Since its launch in 2016, Netherlands-based Prepr has been slowly but surely carving out a nook within the headless CMS niche.
Because sure, being a headless CMS is a great thing to be right now. But Prepr's vision is a little different. It's a headless CMS that wants to double down on personalization.
Recently, the company announced a $2.25M Pre-Series A, so we decided to reach out and chat about Prepr's plans for 2022.
To Europe, and Beyond
"We'll use the funding to further improve the features of Prepr and invest in the growth of the company within Europe," Founder and CTO Tim Hanssen said.
A logical next step considering Prepr's roots.
However, I was more interested in how Prepr plans to do that in a landscape that's shifting towards no code and low code interfaces.
"At Prepr CMS, we're noticing this change very clearly. A traditional headless CMS was mainly used to improve content management efficiency. In that respect, it helps in reducing the cost of content management," Hanssen began.
"But with the rise of data-driven CMSs like Prepr, companies can optimize the impact of their content. As a result, engagement and conversions increase, and a CMS adds value. And that's what CMOs and CEOs really care about. Hence, their role in the process is becoming increasingly prominent," he continued.
Why the Personalization Twist?
Most headless CMS players take pride in being as focused solely on content management.
"We don't want to handle other dimensions of your business. We can't be great at everything. Instead, we'll be great at being a CMS, and we'll be API-first and flexible enough to integrate with whichever tools you feel are best." – Headless CMS's, probably.
Not Prepr, though. That whole "best-of-breed" thing can get a little murky, according to Hanssen.
"Headless CMS is presented as a fantastic solution within a component/service-oriented architecture. And in theory, that's true," he said.
"But for each function within your digital experience platform, you need precisely [one, great] tool. And then you need to integrate them seamlessly [into the rest of your DXP]. Sounds good, right? What is not mentioned, is that this often leads to very complex, expensive, and time-consuming platforms. That's an important aspect that is underexposed," he explained.
"You can achieve [that same] powerful platform by cleverly selecting fewer systems that each offer additional functionality. That would be simpler, cheaper, and faster. A headless CMS with which you can also easily personalize fits perfectly with that," Hanssen said.
Now that's an interesting concept. A digital experience platform where one tool handles two dimensions of your company, instead of just one.
It would be a cost-saver for sure, but my contention would be; at what point is the line drawn? At what point does cost take precedence over market-leading functionality in all areas? How close to "monolithic" do companies dare to get?
Perhaps this is just another example of nothing being black and white. There is room to move in the grey areas, and Prepr wants to stretch its legs.
The Problem with Personalization
When I asked Hanssen about his thoughts on why most brands haven't quite grasped personalization yet, Prepr's Founder was ready with a super detailed answer.
In short, Hanssen sees four recurring problems with enterprise personalization strategies:
- The "Magic bullet" approach
- Starting too soon with personalization
- Unavailable data
- Strategies that are too complex, expensive, and time-consuming.

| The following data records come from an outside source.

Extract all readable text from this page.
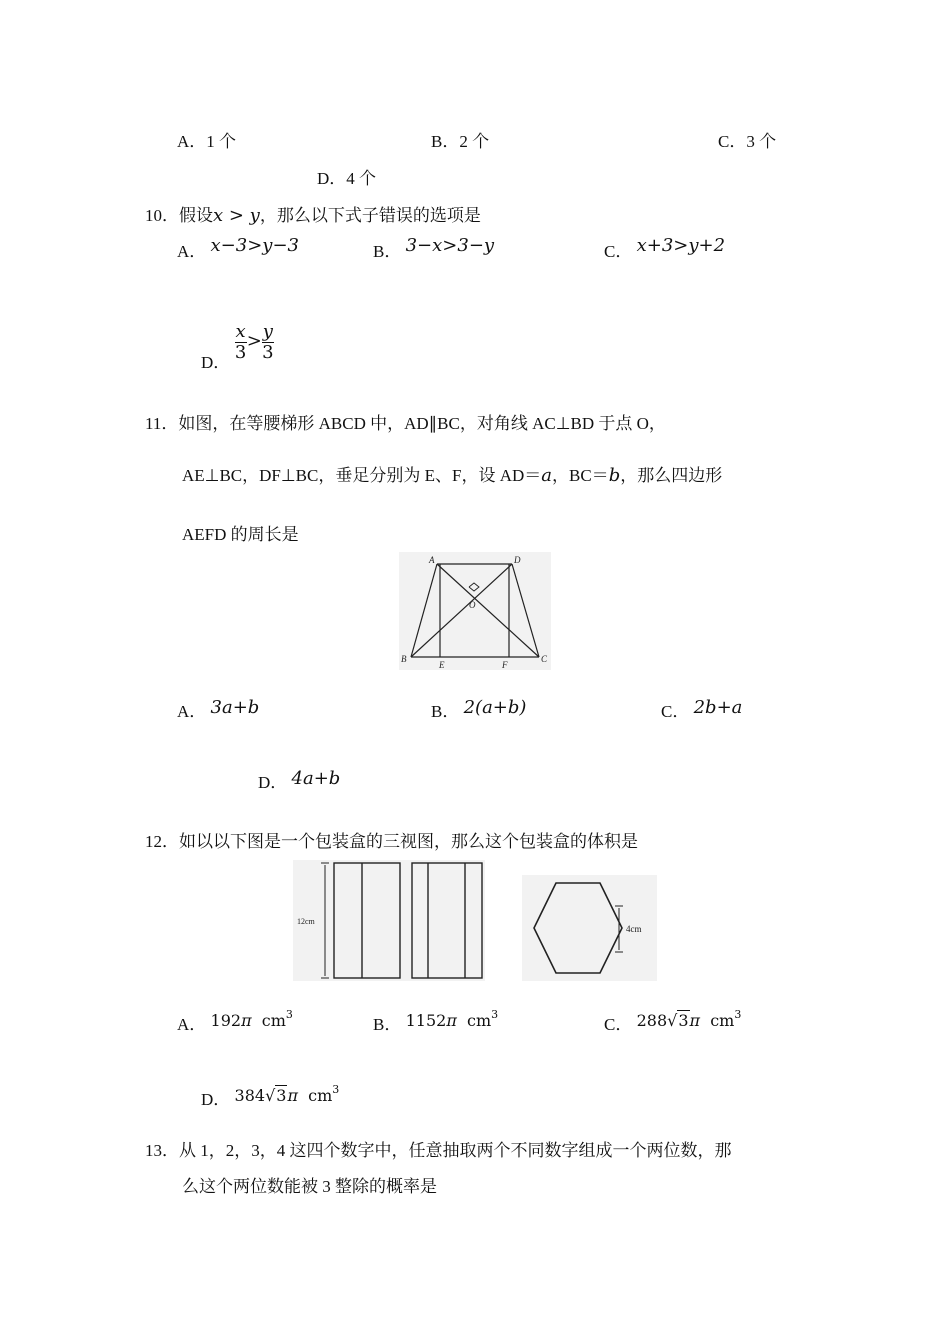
A．1 个	B．2 个	C．3 个
D．4 个
10．假设x > y，那么以下式子错误的选项是
A． x−3>y−3	B． 3−x>3−y	C． x+3>y+2
D． $\frac{x}{3} > \frac{y}{3}$
11．如图，在等腰梯形 ABCD 中，AD∥BC，对角线 AC⊥BD 于点 O，
AE⊥BC，DF⊥BC，垂足分别为 E、F，设 AD＝a，BC＝b，那么四边形
AEFD 的周长是
A	D
O
B
E	F
C
A． 3a+b	B． 2(a+b)	C． 2b+a
D． 4a+b
12．如以以下图是一个包装盒的三视图，那么这个包装盒的体积是
12cm
4cm
A． 192π $cm^3$
B． 1152π $cm^3$
C． 288√3π $cm^3$
D． 384√3π $cm^3$
13．从 1，2，3，4 这四个数字中，任意抽取两个不同数字组成一个两位数，那
么这个两位数能被 3 整除的概率是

Hanssen went on to explain each of these four points in great detail.
1. The "Magic bullet" Approach
"Personalization is often discussed very generally, but personalization can mean many different things.
We regularly see companies viewing personalization more as a goal than a means. They then have all kinds of ideas about what they can personalize but have no idea how that contributes to goals like improving engagement and increasing conversions."
2. Starting Too Soon with Personalization
"In line with the previous point, companies sometimes start too soon with personalization.
Before you begin personalizing, your content and data should be in order, and the user experience should be sufficiently optimized. Personalization can then be the ultimate step. But if the basis is not yet in order, it should be taken care of first, for example, with A/B testing and search engine optimization."
3. Unavailable Data
"For personalization, you need two types of data. Content data and customer data. The content must be well structured and enriched, and so must the customer data. Only then can you present exactly the right content to your visitors."
4. Too Complex, Expensive, and Time-consuming
"Until now, you needed a separate personalization engine for personalization. And not only that, the personalization engine should at least be integrated with a headless CMS and customer data platform.
This quickly leads to a complex and expensive tech stack, which is challenging to implement. This leads to a long time to market and even to failed projects."
"Simpler, Cheaper, and Faster" than Best-of-Breed?
Whether you agree with Hanssen's take on best-of-breed strategies or not, there's no denying that Prepr has taken a relatively unique path with its data-driven and personalization-focused outlook.